After failing the first and second attempt, the Terran 1—world’s first 3D-printed rocket, was launched successfully on its third attempt on Wednesday, but despite sustained efforts, it failed to achieve orbit during second-stage separation, according to AFP.
“Today’s launch proved Relativity’s 3D-printed rocket technologies that will enable our next vehicle, Terran R. We successfully made it through Max-Q, the highest stress state on our printed structures. This is the biggest proof point for our novel additive manufacturing approach. Today is a huge win, with many historic firsts,” Relativity Space, the company behind Terran 1, said in a tweet.
“We also progressed through Main Engine Cutoff and Stage Separation. We will assess flight data and provide public updates over the coming days,” the company added.
Today’s launch proved Relativity’s 3D-printed rocket technologies that will enable our next vehicle, Terran R. We successfully made it through Max-Q, the highest stress state on our printed structures. This is the biggest proof point for our novel additive manufacturing approach.… pic.twitter.com/9iaFVwYoqe— Relativity Space (@relativityspace) March 23, 2023
Relativity Space’s goal—with rockets like the Terran 1—is to create a rocket that is 95% 3D printed. Terran 1’s engines are powered using liquid oxygen and liquid natural gas, which are considered the “propellants of the future,” and are capable of eventually fueling a voyage to Mars, Relativity Space claims.

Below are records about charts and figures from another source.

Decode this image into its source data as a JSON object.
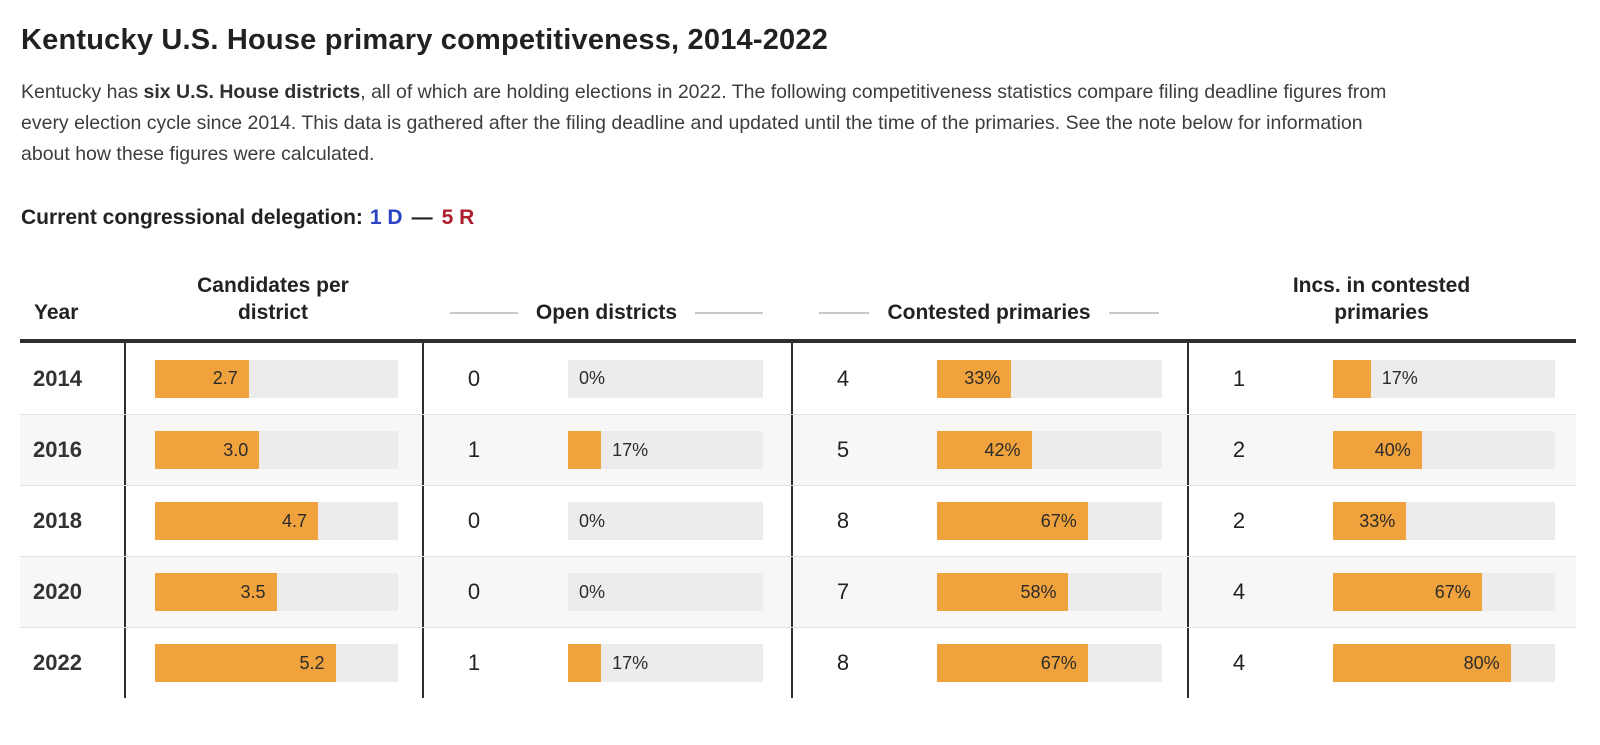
{
  "page": {
    "title": "Kentucky U.S. House primary competitiveness, 2014-2022",
    "intro": {
      "line1_pre": "Kentucky has ",
      "line1_bold": "six U.S. House districts",
      "line1_post": ", all of which are holding elections in 2022. The following competitiveness statistics compare filing deadline figures from",
      "line2": "every election cycle since 2014. This data is gathered after the filing deadline and updated until the time of the primaries. See the note below for information",
      "line3": "about how these figures were calculated."
    },
    "delegation": {
      "label": "Current congressional delegation:",
      "dem": "1 D",
      "separator": "—",
      "rep": "5 R"
    },
    "colors": {
      "bar_orange": "#F0A23C",
      "bar_track": "#ECECEC",
      "dem_blue": "#2B44C4",
      "rep_red": "#AD1F2D",
      "row_stripe": "#F7F7F7"
    }
  },
  "table": {
    "headers": {
      "year": "Year",
      "col2_line1": "Candidates per",
      "col2_line2": "district",
      "col3": "Open districts",
      "col4": "Contested primaries",
      "col5_line1": "Incs. in contested",
      "col5_line2": "primaries"
    },
    "rows": [
      {
        "year": "2014",
        "cpd": {
          "pct": 38.6,
          "label": "2.7",
          "label_pos": "in"
        },
        "open": {
          "count": "0",
          "pct": 0,
          "label": "0%",
          "label_pos": "out"
        },
        "contested": {
          "count": "4",
          "pct": 33,
          "label": "33%",
          "label_pos": "in"
        },
        "incs": {
          "count": "1",
          "pct": 17,
          "label": "17%",
          "label_pos": "out"
        }
      },
      {
        "year": "2016",
        "cpd": {
          "pct": 42.9,
          "label": "3.0",
          "label_pos": "in"
        },
        "open": {
          "count": "1",
          "pct": 17,
          "label": "17%",
          "label_pos": "out"
        },
        "contested": {
          "count": "5",
          "pct": 42,
          "label": "42%",
          "label_pos": "in"
        },
        "incs": {
          "count": "2",
          "pct": 40,
          "label": "40%",
          "label_pos": "in"
        }
      },
      {
        "year": "2018",
        "cpd": {
          "pct": 67.1,
          "label": "4.7",
          "label_pos": "in"
        },
        "open": {
          "count": "0",
          "pct": 0,
          "label": "0%",
          "label_pos": "out"
        },
        "contested": {
          "count": "8",
          "pct": 67,
          "label": "67%",
          "label_pos": "in"
        },
        "incs": {
          "count": "2",
          "pct": 33,
          "label": "33%",
          "label_pos": "in"
        }
      },
      {
        "year": "2020",
        "cpd": {
          "pct": 50,
          "label": "3.5",
          "label_pos": "in"
        },
        "open": {
          "count": "0",
          "pct": 0,
          "label": "0%",
          "label_pos": "out"
        },
        "contested": {
          "count": "7",
          "pct": 58,
          "label": "58%",
          "label_pos": "in"
        },
        "incs": {
          "count": "4",
          "pct": 67,
          "label": "67%",
          "label_pos": "in"
        }
      },
      {
        "year": "2022",
        "cpd": {
          "pct": 74.3,
          "label": "5.2",
          "label_pos": "in"
        },
        "open": {
          "count": "1",
          "pct": 17,
          "label": "17%",
          "label_pos": "out"
        },
        "contested": {
          "count": "8",
          "pct": 67,
          "label": "67%",
          "label_pos": "in"
        },
        "incs": {
          "count": "4",
          "pct": 80,
          "label": "80%",
          "label_pos": "in"
        }
      }
    ]
  },
  "chart_data": {
    "type": "table",
    "title": "Kentucky U.S. House primary competitiveness, 2014-2022",
    "categories": [
      "2014",
      "2016",
      "2018",
      "2020",
      "2022"
    ],
    "series": [
      {
        "name": "Candidates per district",
        "type": "bar",
        "values": [
          2.7,
          3.0,
          4.7,
          3.5,
          5.2
        ],
        "bar_scale_max": 7
      },
      {
        "name": "Open districts",
        "type": "bar",
        "counts": [
          0,
          1,
          0,
          0,
          1
        ],
        "percent": [
          0,
          17,
          0,
          0,
          17
        ]
      },
      {
        "name": "Contested primaries",
        "type": "bar",
        "counts": [
          4,
          5,
          8,
          7,
          8
        ],
        "percent": [
          33,
          42,
          67,
          58,
          67
        ]
      },
      {
        "name": "Incs. in contested primaries",
        "type": "bar",
        "counts": [
          1,
          2,
          2,
          4,
          4
        ],
        "percent": [
          17,
          40,
          33,
          67,
          80
        ]
      }
    ],
    "legend_position": "none",
    "grid": false,
    "bar_color": "#F0A23C",
    "track_color": "#ECECEC"
  }
}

According to AFP, the Terran 1 was not carrying a payload for its first flight, but it will eventually be capable of putting up to 2,755 pounds (1,250 kilograms) into low Earth orbit. The rocket is 110 feet (33.5 meters) tall with a diameter of 7.5 feet (2.2 meters). According to Relativity Space, 85% of its mass is 3D printed with metal alloys, including the nine Aeon 1 engines on its first stage and the one Aeon Vacuum engine on its second stage. It is the largest ever 3D printed object and is made with the world’s largest 3D metal printers.